The function some_function receives a pointer to an int (also known as "pointer-to-int"). The name of an array is always the address of its first element, so if a function expects a pointer to an int and you give it the name of an array of ints, you are actually giving it the address of the first element in the array (this is just C++ syntax rules). So the function now has the address of the first element in the array, it can do stuff like *some_array to access the first element in the array, but what if it wants to access the other elements? It adds 1 to the pointer it already has and then applies the * operator to it: *(some_array + 1). Let's say an int is 4 bytes, if you add 1 to a pointer-to-int, the result of this addition is a new pointer that points to a location in memory 4 bytes ahead, so *(some_array + 93) is the value in the 94th element of the array some_array (array elements are stored sequentially in memory). A shorthand notation for this is some_array[93]. So if you have int *some_array = new int[100];, then some_array is a pointer and some_array[93] is the same as *(some_array + 93), which is the 94th element in the array.

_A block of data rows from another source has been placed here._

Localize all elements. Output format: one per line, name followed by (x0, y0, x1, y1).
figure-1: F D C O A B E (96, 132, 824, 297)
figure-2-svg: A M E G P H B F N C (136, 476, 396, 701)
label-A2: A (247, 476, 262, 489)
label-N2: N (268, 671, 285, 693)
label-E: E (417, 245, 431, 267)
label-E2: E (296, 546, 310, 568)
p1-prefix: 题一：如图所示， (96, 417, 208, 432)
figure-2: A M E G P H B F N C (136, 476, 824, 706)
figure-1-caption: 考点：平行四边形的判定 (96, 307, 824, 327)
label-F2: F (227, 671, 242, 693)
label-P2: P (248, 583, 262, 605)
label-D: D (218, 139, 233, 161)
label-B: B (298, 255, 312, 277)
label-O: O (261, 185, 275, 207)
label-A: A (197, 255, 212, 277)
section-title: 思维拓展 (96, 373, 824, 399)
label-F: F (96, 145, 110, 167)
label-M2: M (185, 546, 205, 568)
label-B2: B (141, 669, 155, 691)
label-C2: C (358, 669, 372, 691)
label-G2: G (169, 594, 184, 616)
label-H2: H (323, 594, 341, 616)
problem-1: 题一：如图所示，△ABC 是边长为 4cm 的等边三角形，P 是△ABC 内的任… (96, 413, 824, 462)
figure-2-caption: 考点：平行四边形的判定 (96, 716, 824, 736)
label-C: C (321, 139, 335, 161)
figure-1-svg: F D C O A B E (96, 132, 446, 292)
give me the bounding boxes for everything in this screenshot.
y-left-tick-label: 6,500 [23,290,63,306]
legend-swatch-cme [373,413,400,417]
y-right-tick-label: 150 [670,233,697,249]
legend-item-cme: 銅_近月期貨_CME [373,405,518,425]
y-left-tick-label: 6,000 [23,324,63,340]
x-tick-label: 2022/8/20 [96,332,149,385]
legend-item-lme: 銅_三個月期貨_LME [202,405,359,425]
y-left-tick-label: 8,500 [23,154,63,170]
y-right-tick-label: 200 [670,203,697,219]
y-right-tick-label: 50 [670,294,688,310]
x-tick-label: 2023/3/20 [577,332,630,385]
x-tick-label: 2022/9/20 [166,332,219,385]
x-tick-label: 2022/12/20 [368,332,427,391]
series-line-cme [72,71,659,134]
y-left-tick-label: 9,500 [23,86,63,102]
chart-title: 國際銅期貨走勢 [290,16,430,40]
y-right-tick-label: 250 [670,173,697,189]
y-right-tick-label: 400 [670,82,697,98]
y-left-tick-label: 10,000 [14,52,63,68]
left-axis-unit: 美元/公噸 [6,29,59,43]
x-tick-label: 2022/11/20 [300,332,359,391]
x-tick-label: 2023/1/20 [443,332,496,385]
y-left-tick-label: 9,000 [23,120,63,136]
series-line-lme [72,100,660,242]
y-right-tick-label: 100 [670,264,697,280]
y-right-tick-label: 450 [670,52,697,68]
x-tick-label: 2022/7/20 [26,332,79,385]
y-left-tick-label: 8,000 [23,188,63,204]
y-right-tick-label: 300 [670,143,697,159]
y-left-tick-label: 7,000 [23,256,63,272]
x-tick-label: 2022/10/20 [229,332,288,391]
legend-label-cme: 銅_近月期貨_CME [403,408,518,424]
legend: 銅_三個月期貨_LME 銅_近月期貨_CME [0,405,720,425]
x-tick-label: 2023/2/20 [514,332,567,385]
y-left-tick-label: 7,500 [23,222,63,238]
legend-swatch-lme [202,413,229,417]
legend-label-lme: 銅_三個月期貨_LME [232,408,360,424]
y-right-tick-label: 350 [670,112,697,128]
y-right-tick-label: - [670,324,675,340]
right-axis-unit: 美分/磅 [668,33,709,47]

The address itself though is not enough, you also need to know the number of entries in the array so that you don't try to access an element past the end of the array. In this example, assume that some_function simply prints the contents of the array, so if you don't provide 3 as the second argument to the function then it will have no way of knowing when to stop adding 1 to the pointer it received in the first argument. Beware, however, that by passing an array to a function this way, you are not passing the function a copy of the array, you are simply telling it where to find its contents in memory.

Answer 2

Since MM is an array, &MM is a pointer to an array (that's the type int (*)[2] that you see in the error). Instead, you seem to want to pass a pointer to the first element of the array. There are two ways to do that. Firstly, you can explicitly get the first element and then take the address of it: &MM[0]. Secondly, you can rely on array-to-pointer conversion to do it for you and just pass MM. Array-to-pointer conversion converts an array to a pointer to its first element.